Edward.Wright December 21, 2008 at 2:48 am

I have heard that even a few years ago, the ISS crew actually had ~20 hours/week available to do more science–they just didn’t have any flow of supplies to do useful science with.

That brings up some interesting questions. Right now, NASA is hell bent to expand ISS to a crew of six. Why? What are they doing that requires six people? One the other, why only six? Why not eight, or ten, or twelve? What’s so magic about the number six? ISS has accommodated more than six, on a temporary basis, when the Shuttle was docked there. What are the real limits on ISS crew size? Aside from the lifeboat problem, what are the limiting factors? If you attached a Bigelow habitat module and solved the lifeboat problem, could the station support more than six?

SpaceX is designing Dragon to carry 7, which is considerably larger than Soyuz. If you replaced the two Soyuz lifeboats with Dragons, could ISS support a crew of 14?

What could we do with a larger crew size and frequent access?
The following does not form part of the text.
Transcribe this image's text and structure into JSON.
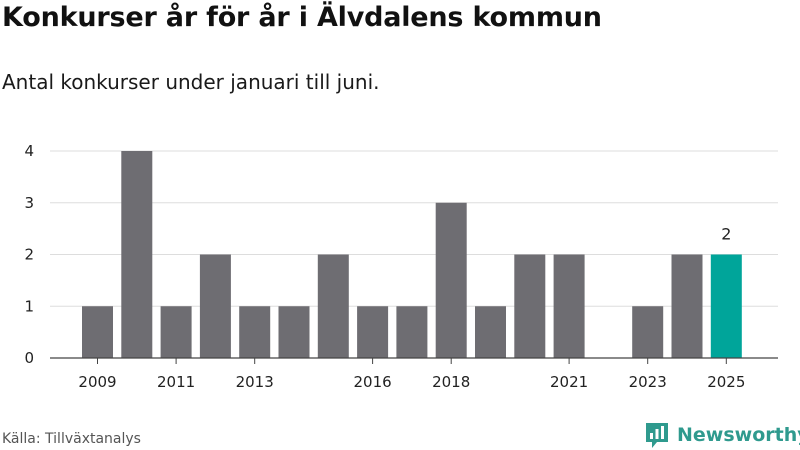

There are probably a lot of scientists who would like to visit ISS, if it didn’t require a lifetime commitment. What if NASA offered guest researchers the chance to visit ISS for a short period of time? Say, a week or two? (Anything less than a week doesn’t make sense, since a lot of people will be spacesick for the first three or four days.) Perhaps we could replace the national laboratory model with a university model, where professors and graduate students are invited to visit ISS for short periods of time. NASA astronauts could serve as “long-term faculty” who assist and instruct the visiting faculty and students. The university model would make education an equal priority with research, which would eliminate some of the pressure to hype everything done aboard ISS as “world class” research. 

The international partners might start programs in their own countries.